昨シーズン大活躍した、川崎のチョン・ソンリョン。クォン・スンテもそれに続くか 現在32歳のベテランGKは、2014年から3年連続でKリーグクラシック(1部)ベスト11を受賞したほか、韓国代表としては、現在行なわれている2018年ロシアW杯・アジア最終予選のメンバーにも名を連ねている。鹿島には2001年以来、長きにわたってゴールマウスを守り続ける37歳の守護神、曽ヶ端準が君臨しているが、その牙城を崩しそうな即戦力が加わることになった。

 これにより、今シーズンのJ1では18チーム中5人の韓国人GKがプレーすることとなったわけだが、このクォン・スンテ以外の4人は、いずれも昨シーズンに正GKを務めた実績の持ち主だ。チョン・ソンリョン(川崎フロンターレ)、キム・スンギュ(ヴィッセル神戸)、キム・ジンヒョン(セレッソ大阪)、そしてク・ソンユン(コンサドーレ札幌)といった面々である。

 中でも、現時点で韓国代表正GKを務めるキム・スンギュは、鳴り物入りで神戸に加入した昨シーズンにファインセーブを連発し、強烈なインパクトを残した。同じく川崎のチョン・ソンリョンも、川島永嗣が去って以来、なかなか固定できなかった川崎の新守護神として高いパフォーマンスを披露。韓国代表でキム・スンギュとポジションを争うだけの実力を証明してみせた。

 C大阪のキム・ジンヒョンも現韓国代表メンバーであり、札幌のク・ソンユンは昨年のリオ五輪で韓国のベスト8進出の立役者である。要するに、現在の韓国サッカー界におけるトップレベルの5人のGKが、奇しくもJ1の舞台で顔を揃えることになったのだ。これは、「韓国人GKブーム」の到来と言っても過言ではない状況といえる。

 なぜ、これほど韓国人GKがJリーグで重宝されているのか? その背景には、外国人枠として2009年から新設されたAFC枠(通称アジア枠)と、近年における日本人GKの駒不足問題が深く関係しているとみていいだろう。

 まず、それまで基本的に3人までとされていた外国人枠(そのほか、日本で教育を受けた外国籍選手、アマチュアおよびプロC契約選手は別途2名まで登録可能)に、プラス1名のアジア枠が設けられた2009年当時、Jリーグでプレーしていた韓国人GKは、その年からC大阪(当時J2)に加入したキム・ジンヒョンぐらいだった。基本的に、多くのクラブはアジア枠をフィールドプレーヤーに適用する考え方が主流だったからである。

 ところが2014年、その考え方に一石を投じる事態が勃発する。それが、サンフレッチェ広島のGK西川周作の浦和レッズ移籍に端を発した、JリーグGKの「玉突き移籍現象」だ。

 2013年シーズン終了後から繰り広げられたGK争奪戦では、西川の移籍により広島が林卓人を仙台から獲得。また、ガンバ大阪がアルビレックス新潟から東口順昭を獲得すると、それに押し出されるようにG大阪の藤ヶ谷陽介がジュビロ磐田に移籍。磐田の川口能活はFC岐阜に新天地を求めた。

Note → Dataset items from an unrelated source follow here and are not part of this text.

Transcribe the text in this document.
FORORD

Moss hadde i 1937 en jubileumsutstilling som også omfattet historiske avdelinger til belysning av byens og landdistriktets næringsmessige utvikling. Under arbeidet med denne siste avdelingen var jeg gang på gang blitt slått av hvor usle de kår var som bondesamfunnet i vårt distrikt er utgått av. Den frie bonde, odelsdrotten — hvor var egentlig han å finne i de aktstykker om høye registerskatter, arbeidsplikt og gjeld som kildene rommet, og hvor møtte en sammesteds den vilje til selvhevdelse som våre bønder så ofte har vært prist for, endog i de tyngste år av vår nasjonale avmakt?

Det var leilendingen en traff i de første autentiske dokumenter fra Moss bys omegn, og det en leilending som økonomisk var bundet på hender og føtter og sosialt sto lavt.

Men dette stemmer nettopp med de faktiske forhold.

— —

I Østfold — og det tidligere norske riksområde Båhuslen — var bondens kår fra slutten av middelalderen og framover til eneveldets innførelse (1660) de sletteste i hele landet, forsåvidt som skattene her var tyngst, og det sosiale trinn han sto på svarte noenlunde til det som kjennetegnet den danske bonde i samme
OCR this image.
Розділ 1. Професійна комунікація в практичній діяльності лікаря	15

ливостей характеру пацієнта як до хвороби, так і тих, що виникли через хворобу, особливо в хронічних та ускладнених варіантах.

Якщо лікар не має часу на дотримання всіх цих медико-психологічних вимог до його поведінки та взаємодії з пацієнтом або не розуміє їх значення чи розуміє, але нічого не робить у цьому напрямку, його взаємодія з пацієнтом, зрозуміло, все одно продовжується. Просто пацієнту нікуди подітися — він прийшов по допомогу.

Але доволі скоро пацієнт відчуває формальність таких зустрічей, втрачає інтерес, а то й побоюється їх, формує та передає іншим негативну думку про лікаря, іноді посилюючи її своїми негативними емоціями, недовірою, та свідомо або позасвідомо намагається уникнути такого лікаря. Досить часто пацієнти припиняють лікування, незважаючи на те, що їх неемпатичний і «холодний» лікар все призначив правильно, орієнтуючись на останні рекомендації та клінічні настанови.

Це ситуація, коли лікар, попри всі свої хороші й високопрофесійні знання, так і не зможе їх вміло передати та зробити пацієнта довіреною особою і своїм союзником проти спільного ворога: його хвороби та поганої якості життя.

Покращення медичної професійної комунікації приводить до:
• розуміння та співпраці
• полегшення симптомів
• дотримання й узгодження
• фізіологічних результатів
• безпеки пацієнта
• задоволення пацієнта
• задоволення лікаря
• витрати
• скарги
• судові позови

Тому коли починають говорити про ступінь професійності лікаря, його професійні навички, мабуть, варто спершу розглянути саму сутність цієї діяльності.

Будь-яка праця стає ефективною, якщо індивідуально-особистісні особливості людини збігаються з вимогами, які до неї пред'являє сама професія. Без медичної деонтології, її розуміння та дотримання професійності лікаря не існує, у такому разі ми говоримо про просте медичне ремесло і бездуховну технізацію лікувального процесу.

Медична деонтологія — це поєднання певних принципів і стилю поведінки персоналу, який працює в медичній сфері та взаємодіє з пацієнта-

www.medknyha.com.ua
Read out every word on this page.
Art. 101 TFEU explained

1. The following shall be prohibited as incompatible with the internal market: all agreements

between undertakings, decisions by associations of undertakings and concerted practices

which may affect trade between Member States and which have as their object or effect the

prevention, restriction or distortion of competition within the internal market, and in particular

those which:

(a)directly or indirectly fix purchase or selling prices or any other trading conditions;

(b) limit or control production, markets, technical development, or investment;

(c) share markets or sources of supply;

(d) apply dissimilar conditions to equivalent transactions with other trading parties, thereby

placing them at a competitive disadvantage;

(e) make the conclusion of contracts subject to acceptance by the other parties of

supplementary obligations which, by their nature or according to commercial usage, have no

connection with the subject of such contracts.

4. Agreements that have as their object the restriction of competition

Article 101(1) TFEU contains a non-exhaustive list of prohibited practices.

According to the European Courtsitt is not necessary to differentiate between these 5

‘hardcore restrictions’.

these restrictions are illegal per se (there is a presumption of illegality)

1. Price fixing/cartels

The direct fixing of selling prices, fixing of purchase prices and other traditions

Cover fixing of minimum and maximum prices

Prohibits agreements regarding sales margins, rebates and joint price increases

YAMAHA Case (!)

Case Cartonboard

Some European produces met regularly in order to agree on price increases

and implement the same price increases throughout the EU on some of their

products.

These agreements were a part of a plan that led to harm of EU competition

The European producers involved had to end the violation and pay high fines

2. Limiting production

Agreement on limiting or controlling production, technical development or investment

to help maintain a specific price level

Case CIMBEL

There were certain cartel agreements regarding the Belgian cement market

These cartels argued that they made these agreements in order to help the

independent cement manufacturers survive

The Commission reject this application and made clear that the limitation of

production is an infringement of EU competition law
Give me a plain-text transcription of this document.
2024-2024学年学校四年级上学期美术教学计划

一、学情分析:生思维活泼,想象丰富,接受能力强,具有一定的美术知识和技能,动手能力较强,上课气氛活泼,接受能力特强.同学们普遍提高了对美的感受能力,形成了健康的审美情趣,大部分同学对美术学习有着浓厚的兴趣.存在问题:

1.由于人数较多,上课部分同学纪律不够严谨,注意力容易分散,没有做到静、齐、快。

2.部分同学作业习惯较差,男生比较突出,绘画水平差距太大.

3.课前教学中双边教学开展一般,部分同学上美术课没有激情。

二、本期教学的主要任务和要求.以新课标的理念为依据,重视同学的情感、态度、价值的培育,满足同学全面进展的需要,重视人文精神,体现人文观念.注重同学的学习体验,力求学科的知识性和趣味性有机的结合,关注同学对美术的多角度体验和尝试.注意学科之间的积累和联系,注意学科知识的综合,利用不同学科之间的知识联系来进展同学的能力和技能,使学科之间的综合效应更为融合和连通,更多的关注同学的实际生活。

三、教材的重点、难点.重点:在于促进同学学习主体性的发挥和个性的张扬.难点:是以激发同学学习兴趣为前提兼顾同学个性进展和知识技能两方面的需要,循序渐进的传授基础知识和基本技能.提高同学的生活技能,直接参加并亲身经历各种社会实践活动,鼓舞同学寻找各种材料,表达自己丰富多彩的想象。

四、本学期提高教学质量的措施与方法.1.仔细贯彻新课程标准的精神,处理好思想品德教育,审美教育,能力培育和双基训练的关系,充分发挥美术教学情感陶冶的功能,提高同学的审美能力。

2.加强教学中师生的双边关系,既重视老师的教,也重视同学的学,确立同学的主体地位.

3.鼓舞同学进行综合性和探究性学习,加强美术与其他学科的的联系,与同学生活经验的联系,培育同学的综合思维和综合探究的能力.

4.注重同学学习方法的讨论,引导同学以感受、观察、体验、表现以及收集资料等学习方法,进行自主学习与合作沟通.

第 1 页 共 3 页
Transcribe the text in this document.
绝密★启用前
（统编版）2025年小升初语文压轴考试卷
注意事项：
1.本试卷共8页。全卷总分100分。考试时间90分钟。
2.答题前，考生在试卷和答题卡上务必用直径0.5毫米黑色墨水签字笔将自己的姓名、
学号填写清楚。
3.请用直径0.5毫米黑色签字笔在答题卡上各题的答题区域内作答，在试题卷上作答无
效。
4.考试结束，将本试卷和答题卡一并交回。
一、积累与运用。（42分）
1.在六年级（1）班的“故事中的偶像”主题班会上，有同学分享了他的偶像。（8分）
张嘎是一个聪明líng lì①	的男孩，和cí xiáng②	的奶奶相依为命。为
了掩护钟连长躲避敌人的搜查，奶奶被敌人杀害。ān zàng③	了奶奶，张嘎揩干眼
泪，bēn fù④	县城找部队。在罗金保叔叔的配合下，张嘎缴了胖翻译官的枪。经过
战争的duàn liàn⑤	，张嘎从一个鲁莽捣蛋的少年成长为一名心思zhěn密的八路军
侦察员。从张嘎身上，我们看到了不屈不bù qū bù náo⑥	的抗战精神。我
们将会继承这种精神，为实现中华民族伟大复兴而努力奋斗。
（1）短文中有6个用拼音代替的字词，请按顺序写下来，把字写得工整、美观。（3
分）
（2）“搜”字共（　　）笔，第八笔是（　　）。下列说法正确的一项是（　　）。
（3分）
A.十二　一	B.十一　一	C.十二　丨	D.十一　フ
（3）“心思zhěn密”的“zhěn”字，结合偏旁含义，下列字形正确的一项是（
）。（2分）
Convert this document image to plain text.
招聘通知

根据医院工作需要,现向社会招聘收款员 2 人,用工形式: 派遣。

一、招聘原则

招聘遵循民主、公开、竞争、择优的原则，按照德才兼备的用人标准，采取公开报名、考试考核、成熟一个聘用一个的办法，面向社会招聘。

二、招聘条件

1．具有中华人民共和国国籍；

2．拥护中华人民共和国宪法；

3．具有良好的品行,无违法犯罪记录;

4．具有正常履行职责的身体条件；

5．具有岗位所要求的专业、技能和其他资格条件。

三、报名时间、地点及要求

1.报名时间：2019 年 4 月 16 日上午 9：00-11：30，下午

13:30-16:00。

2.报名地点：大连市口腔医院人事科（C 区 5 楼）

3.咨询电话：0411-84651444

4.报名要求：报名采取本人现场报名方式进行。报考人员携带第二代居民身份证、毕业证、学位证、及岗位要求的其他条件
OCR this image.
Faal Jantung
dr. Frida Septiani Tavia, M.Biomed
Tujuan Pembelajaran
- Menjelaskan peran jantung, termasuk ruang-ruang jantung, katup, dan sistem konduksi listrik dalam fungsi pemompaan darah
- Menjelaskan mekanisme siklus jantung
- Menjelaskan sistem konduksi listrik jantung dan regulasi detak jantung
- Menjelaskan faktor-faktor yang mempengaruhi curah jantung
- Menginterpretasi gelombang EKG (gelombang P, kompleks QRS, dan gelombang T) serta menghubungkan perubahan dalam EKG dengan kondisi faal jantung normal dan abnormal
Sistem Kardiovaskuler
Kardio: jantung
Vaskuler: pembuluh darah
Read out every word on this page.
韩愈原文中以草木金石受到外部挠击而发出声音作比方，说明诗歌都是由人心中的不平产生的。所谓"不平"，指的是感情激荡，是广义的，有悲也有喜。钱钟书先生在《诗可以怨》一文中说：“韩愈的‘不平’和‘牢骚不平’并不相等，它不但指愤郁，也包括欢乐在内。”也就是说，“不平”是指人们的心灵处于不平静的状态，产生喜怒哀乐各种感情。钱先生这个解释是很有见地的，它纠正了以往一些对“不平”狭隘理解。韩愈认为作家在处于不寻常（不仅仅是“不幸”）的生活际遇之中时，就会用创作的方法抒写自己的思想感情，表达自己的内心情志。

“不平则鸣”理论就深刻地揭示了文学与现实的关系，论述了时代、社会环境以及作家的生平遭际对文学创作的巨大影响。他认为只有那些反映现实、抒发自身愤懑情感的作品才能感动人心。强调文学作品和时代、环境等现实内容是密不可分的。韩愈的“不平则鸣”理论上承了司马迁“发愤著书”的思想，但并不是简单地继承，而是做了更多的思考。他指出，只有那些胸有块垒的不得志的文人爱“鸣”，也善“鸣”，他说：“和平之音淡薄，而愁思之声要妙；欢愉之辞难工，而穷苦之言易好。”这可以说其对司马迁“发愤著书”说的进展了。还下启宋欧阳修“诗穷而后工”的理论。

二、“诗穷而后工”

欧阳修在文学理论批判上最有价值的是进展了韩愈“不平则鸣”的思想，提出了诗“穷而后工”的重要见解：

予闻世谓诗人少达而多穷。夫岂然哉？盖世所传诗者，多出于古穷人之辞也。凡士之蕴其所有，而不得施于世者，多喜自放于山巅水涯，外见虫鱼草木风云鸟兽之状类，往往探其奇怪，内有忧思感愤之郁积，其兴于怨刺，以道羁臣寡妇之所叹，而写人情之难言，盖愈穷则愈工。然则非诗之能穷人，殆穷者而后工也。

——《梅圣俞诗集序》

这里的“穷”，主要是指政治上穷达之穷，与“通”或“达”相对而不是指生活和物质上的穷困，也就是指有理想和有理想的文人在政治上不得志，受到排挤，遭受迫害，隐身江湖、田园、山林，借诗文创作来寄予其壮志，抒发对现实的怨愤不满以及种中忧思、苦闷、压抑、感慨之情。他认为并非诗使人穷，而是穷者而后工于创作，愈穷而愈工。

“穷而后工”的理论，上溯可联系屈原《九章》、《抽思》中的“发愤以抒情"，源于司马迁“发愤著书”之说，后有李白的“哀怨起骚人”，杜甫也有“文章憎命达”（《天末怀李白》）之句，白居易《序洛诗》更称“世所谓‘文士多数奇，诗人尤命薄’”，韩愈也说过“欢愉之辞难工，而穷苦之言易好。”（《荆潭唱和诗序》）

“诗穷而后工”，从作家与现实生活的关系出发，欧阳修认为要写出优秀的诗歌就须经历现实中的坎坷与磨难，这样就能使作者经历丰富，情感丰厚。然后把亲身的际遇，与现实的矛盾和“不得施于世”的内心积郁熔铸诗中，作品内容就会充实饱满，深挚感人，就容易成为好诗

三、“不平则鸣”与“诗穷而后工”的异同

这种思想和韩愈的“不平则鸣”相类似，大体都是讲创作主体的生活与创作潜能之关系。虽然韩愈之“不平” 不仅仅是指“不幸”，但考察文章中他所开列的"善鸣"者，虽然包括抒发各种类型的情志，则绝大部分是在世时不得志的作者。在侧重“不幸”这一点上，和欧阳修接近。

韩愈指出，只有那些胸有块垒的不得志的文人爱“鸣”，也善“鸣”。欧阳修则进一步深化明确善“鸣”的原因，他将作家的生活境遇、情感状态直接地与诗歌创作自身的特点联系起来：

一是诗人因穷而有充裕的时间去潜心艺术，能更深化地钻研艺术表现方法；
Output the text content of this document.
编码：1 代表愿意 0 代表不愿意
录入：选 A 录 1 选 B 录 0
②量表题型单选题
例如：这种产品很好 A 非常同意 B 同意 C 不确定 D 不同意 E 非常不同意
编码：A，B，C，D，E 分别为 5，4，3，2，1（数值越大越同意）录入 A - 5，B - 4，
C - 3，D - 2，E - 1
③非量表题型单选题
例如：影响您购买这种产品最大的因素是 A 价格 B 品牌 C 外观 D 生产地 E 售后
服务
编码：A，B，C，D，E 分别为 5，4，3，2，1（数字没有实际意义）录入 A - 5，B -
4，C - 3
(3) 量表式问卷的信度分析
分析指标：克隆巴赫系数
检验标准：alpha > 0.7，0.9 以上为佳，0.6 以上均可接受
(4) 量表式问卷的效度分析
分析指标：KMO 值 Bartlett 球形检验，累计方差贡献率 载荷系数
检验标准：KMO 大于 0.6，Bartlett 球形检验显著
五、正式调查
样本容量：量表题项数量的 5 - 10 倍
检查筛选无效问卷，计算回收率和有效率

 そのほか、サガン鳥栖が清水からレンタル移籍でプレーしていた林彰洋を完全移籍で獲得し、西川が加入したことで浦和のベテラン山岸範宏はモンテディオ山形に移籍。これらGK玉突き移籍の影響はJ2クラブにまで広がり、以降もJリーグ内ではパズル合わせのようなGK移籍が続くこととなったのである。

 しかしこの現象は、裏を返せば日本人GKの駒不足、育成の遅れを露呈するものとして受け止めることができる。実際、各クラブは次第に国内でのパズル合わせに限界が生じていることを認識し始め、GKのポジションに外国人枠を使うようになった。その旗印となったのが、2015年に磐田に加入したポーランド人GKカミンスキーである。

 カミンスキーはほかのGKとは次元の異なるプレーで、当時J2だった磐田のJ1昇格に大きく貢献した。GKというポジションがいかにチーム強化のために重要であるかをJクラブのフロント陣に再認識させたと言えるだろう。1ゴールを奪うことと、1ゴールを防ぐことは、イコールの関係なのである。

 とはいえ、ヨーロッパから優秀なGKを日本に呼び寄せるのは容易ではない。そこで各チームが目をつけたのが、お隣韓国のGKだった。韓国Kリーグクラシックでは、ルール上、GKに外国人選手を使えないという事情も手伝って、GKが育ちやすい環境がある。しかも、近年はリーグの人気低迷により選手の年棒が下降気味で、選手の海外志向が高まっている。Jリーグのクラブにとっては、うってつけのターゲットだった。

 こうして、従来通り3つの外国人枠をフィールドプレーヤーに使い、アジア枠をGKに使うというトレンドが完成。需要と供給の関係が見事にマッチしたというわけだ。

 しかしその一方で、この傾向を手放しで喜ぶわけにはいかない事情もある。このままでは、日本人GKが育ちにくい環境に拍車がかかってしまうからだ。

 去年の10月、日本代表のハリルホジッチ監督は、6人の候補選手を招集して3日間のGK特別合宿を行なった。もちろん、たった3日間の合宿でレベルが上がるわけではないが、せめて代表候補のリスト上にいるGKには、危機感と何らかのメッセージを伝えたかったのだろう。

 正GKがチーム数と同じ数だけしか存在しないことをふまえれば、現在の韓国人GKブームと日本人GKの駒不足問題は、まさに表裏一体だ。勝利を求めなければならない各クラブの事情も理解できるが、同時に、日本サッカー界としてこのまま手をこまねいていていいのかという疑問も生まれる。

 事態は、日本サッカー協会が本腰を入れて対策を打たなくてはならないところまできているのかもしれない。